OLG Frankfurt a. M.: Schaumwein als Product of Italy trotz zweiter alkoholischer Gärung in Spanien
OLG Frankfurt a. M., Beschluss vom 11.09.2020 – 6 W 95/20
ECLI:DE:OLGHE:2020:0911.6W95.20.00
Volltext: BB-Online BBL2020-2306-3
Leitsatz
1. Ein Schaumwein, dessen Trauben in Italien geerntet und auch dort zu Grundwein verarbeitet werden, darf nach Art. 45 (1) Untersatz 1 a) VO (EU) 2019/33 auch dann mit der Angabe „Italien Rosé“ oder „Product of Italy“ beworben werden, wenn die zweite Gärung (Versetzen des Grundweins mit Likör, Zucker und Hefe) in Spanien stattfindet.
2. In diesem Fall liegt weder eine Irreführung nach § 5 Abs. 1 Nr. 1 UWG noch ein Verstoß gegen Art. 7 (1) a) VO (EG) 1169/2011 (LMIV) vor.
Sachverhalt
I.
Die Parteien sind Wettbewerber auf dem Gebiet des Weinhandels. Die Antragstellerin ist eine große deutsche Weinkellerei, die ihre Produkte insbesondere an den Lebensmitteleinzelhandel liefert. Die Antragsgegnerin vertreibt Schaumweine an den Lebensmitteleinzelhandel und betreibt auch einen Online-Webshop.
Die Antragstellerin nimmt Anstoß daran, dass die Antragsgegnerin in ihrem Online-Webshop den Schaumwein „Freixenet Italian Rosé“ angeboten hat, der als „Produkt of Italy“ bezeichnet wird. Sie mahnte die Antragsgegnerin deshalb vergeblich ab.
Die Trauben dieses Schaumweines werden in Italien geerntet, wo sie auch zu Wein verarbeitet werden. In einem zweiten Schritt werden diesem „Grundwein“ Likör und Zucker sowie Hefe zugesetzt. Dieser als „zweite Gärung“ bezeichnete Herstellungsschritt findet in Spanien statt.
Die Antragstellerin ist deshalb der Meinung, die Bewerbung des streitbefangenen Schaumweins mit „Italian Rosé“ oder „Product of Italy“ sei nach § 5 Abs. 1 Nr. 1 UWG irreführend und verstoße gegen Art. 45 (1) Untersatz 1 a) VO (EU) 2019/33 sowie Art. 7 VO (EG) 1169/2011 (künftig nur: LMIV).
Die Antragsgegnerin hat unter dem 27.7.2020 eine Schutzschrift eingereicht, die das Landgericht beigezogen hat.
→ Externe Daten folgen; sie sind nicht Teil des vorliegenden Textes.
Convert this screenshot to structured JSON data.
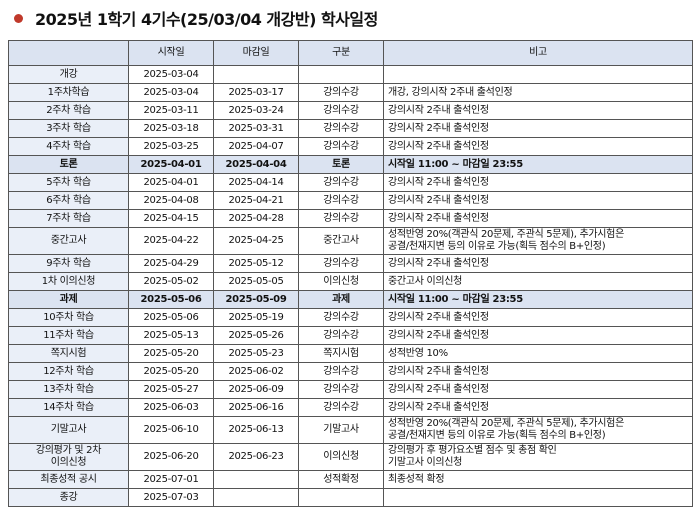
{
  "header": {
    "title": "2025년 1학기 4기수(25/03/04 개강반) 학사일정"
  },
  "table": {
    "columns": [
      null,
      "시작일",
      "마감일",
      "구분",
      "비고"
    ],
    "rows": [
      [
        "개강",
        "2025-03-04",
        null,
        null,
        null
      ],
      [
        "1주차학습",
        "2025-03-04",
        "2025-03-17",
        "강의수강",
        "개강, 강의시작 2주내 출석인정"
      ],
      [
        "2주차 학습",
        "2025-03-11",
        "2025-03-24",
        "강의수강",
        "강의시작 2주내 출석인정"
      ],
      [
        "3주차 학습",
        "2025-03-18",
        "2025-03-31",
        "강의수강",
        "강의시작 2주내 출석인정"
      ],
      [
        "4주차 학습",
        "2025-03-25",
        "2025-04-07",
        "강의수강",
        "강의시작 2주내 출석인정"
      ],
      [
        "토론",
        "2025-04-01",
        "2025-04-04",
        "토론",
        "시작일 11:00 ~ 마감일 23:55"
      ],
      [
        "5주차 학습",
        "2025-04-01",
        "2025-04-14",
        "강의수강",
        "강의시작 2주내 출석인정"
      ],
      [
        "6주차 학습",
        "2025-04-08",
        "2025-04-21",
        "강의수강",
        "강의시작 2주내 출석인정"
      ],
      [
        "7주차 학습",
        "2025-04-15",
        "2025-04-28",
        "강의수강",
        "강의시작 2주내 출석인정"
      ],
      [
        "중간고사",
        "2025-04-22",
        "2025-04-25",
        "중간고사",
        [
          "성적반영 20%(객관식 20문제, 주관식 5문제), 추가시험은",
          "공결/천재지변 등의 이유로 가능(획득 점수의 B+인정)"
        ]
      ],
      [
        "9주차 학습",
        "2025-04-29",
        "2025-05-12",
        "강의수강",
        "강의시작 2주내 출석인정"
      ],
      [
        "1차 이의신청",
        "2025-05-02",
        "2025-05-05",
        "이의신청",
        "중간고사 이의신청"
      ],
      [
        "과제",
        "2025-05-06",
        "2025-05-09",
        "과제",
        "시작일 11:00 ~ 마감일 23:55"
      ],
      [
        "10주차 학습",
        "2025-05-06",
        "2025-05-19",
        "강의수강",
        "강의시작 2주내 출석인정"
      ],
      [
        "11주차 학습",
        "2025-05-13",
        "2025-05-26",
        "강의수강",
        "강의시작 2주내 출석인정"
      ],
      [
        "쪽지시험",
        "2025-05-20",
        "2025-05-23",
        "쪽지시험",
        "성적반영 10%"
      ],
      [
        "12주차 학습",
        "2025-05-20",
        "2025-06-02",
        "강의수강",
        "강의시작 2주내 출석인정"
      ],
      [
        "13주차 학습",
        "2025-05-27",
        "2025-06-09",
        "강의수강",
        "강의시작 2주내 출석인정"
      ],
      [
        "14주차 학습",
        "2025-06-03",
        "2025-06-16",
        "강의수강",
        "강의시작 2주내 출석인정"
      ],
      [
        "기말고사",
        "2025-06-10",
        "2025-06-13",
        "기말고사",
        [
          "성적반영 20%(객관식 20문제, 주관식 5문제), 추가시험은",
          "공결/천재지변 등의 이유로 가능(획득 점수의 B+인정)"
        ]
      ],
      [
        [
          "강의평가 및 2차",
          "이의신청"
        ],
        "2025-06-20",
        "2025-06-23",
        "이의신청",
        [
          "강의평가 후 평가요소별 점수 및 총점 확인",
          "기말고사 이의신청"
        ]
      ],
      [
        "최종성적 공시",
        "2025-07-01",
        null,
        "성적확정",
        "최종성적 확정"
      ],
      [
        "종강",
        "2025-07-03",
        null,
        null,
        null
      ]
    ]
  }
}
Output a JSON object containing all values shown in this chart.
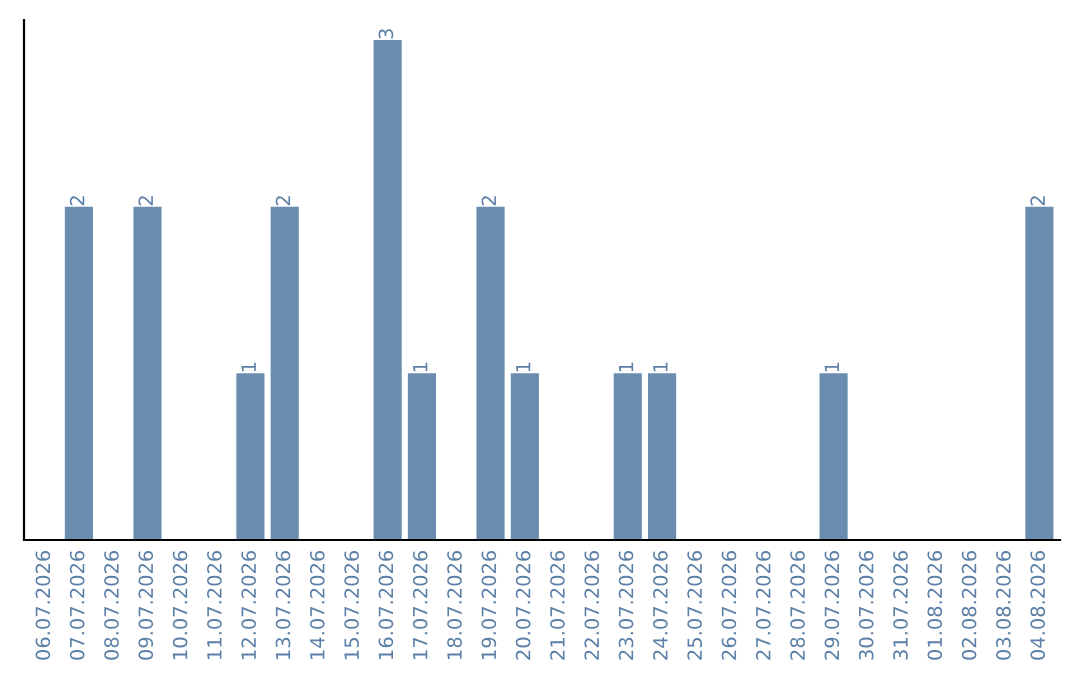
{
  "chart_data": {
    "type": "bar",
    "categories": [
      "06.07.2026",
      "07.07.2026",
      "08.07.2026",
      "09.07.2026",
      "10.07.2026",
      "11.07.2026",
      "12.07.2026",
      "13.07.2026",
      "14.07.2026",
      "15.07.2026",
      "16.07.2026",
      "17.07.2026",
      "18.07.2026",
      "19.07.2026",
      "20.07.2026",
      "21.07.2026",
      "22.07.2026",
      "23.07.2026",
      "24.07.2026",
      "25.07.2026",
      "26.07.2026",
      "27.07.2026",
      "28.07.2026",
      "29.07.2026",
      "30.07.2026",
      "31.07.2026",
      "01.08.2026",
      "02.08.2026",
      "03.08.2026",
      "04.08.2026"
    ],
    "values": [
      0,
      2,
      0,
      2,
      0,
      0,
      1,
      2,
      0,
      0,
      3,
      1,
      0,
      2,
      1,
      0,
      0,
      1,
      1,
      0,
      0,
      0,
      0,
      1,
      0,
      0,
      0,
      0,
      0,
      2
    ],
    "value_labels": [
      null,
      "2",
      null,
      "2",
      null,
      null,
      "1",
      "2",
      null,
      null,
      "3",
      "1",
      null,
      "2",
      "1",
      null,
      null,
      "1",
      "1",
      null,
      null,
      null,
      null,
      "1",
      null,
      null,
      null,
      null,
      null,
      "2"
    ],
    "color": "#6a8caf",
    "relative": false,
    "tick_labels": "x",
    "grid": false,
    "legend": false
  }
}
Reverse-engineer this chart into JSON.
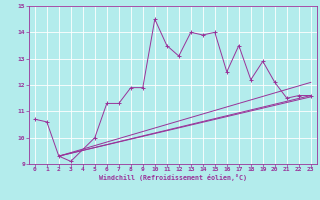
{
  "xlabel": "Windchill (Refroidissement éolien,°C)",
  "bg_color": "#b3ecec",
  "line_color": "#993399",
  "grid_color": "#ffffff",
  "xlim": [
    -0.5,
    23.5
  ],
  "ylim": [
    9,
    15
  ],
  "yticks": [
    9,
    10,
    11,
    12,
    13,
    14,
    15
  ],
  "xticks": [
    0,
    1,
    2,
    3,
    4,
    5,
    6,
    7,
    8,
    9,
    10,
    11,
    12,
    13,
    14,
    15,
    16,
    17,
    18,
    19,
    20,
    21,
    22,
    23
  ],
  "series1_x": [
    0,
    1,
    2,
    3,
    5,
    6,
    7,
    8,
    9,
    10,
    11,
    12,
    13,
    14,
    15,
    16,
    17,
    18,
    19,
    20,
    21,
    22,
    23
  ],
  "series1_y": [
    10.7,
    10.6,
    9.3,
    9.1,
    10.0,
    11.3,
    11.3,
    11.9,
    11.9,
    14.5,
    13.5,
    13.1,
    14.0,
    13.9,
    14.0,
    12.5,
    13.5,
    12.2,
    12.9,
    12.1,
    11.5,
    11.6,
    11.6
  ],
  "line2_x": [
    2,
    23
  ],
  "line2_y": [
    9.3,
    12.1
  ],
  "line3_x": [
    2,
    23
  ],
  "line3_y": [
    9.3,
    11.6
  ],
  "line4_x": [
    2,
    23
  ],
  "line4_y": [
    9.3,
    11.55
  ]
}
Das Landgericht hat den Antrag auf Erlass einer einstweiligen Verfügung, der auf Unterlassung der beanstandeten Angaben zur Bewerbung des Schaumweins im geschäftlichen Verkehr gerichtet ist, mit dem angefochtenen Beschluss zurückgewiesen. Wegen der Begründung wird auf den Beschluss verwiesen.
Hiergegen richtet sich die (sofortige) Beschwerde der Antragstellerin, mit der sie ihre Rechtsauffassung weiter vertieft, die Bezeichnung des Schaumweins sei irreführend, weil sie über die geografische Herkunft des Produkts täusche.
Aus den Gründen
II.
Die sofortige Beschwerde gegen den angefochtenen Beschluss des Landgerichts ist nach §§ 567 Abs. 1 Nr. 2, 569 ZPO zulässig, insbesondere form- und fristgerecht eingelegt worden. Sie kann jedoch in der Sache keinen Erfolg haben, da es an einem Verfügungsanspruch fehlt, wie das Landgericht im Ergebnis zutreffend festgestellt hat.
1. Die Antragstellerin kann von der Antragsgegnerin nicht verlangen, dass diese es unterlässt, den streitbefangenen Schaumwein mit der Angabe „Freixenet Italian Rosé“ oder „Product of Italy“ in den Verkehr zu bringen oder zu bewerben.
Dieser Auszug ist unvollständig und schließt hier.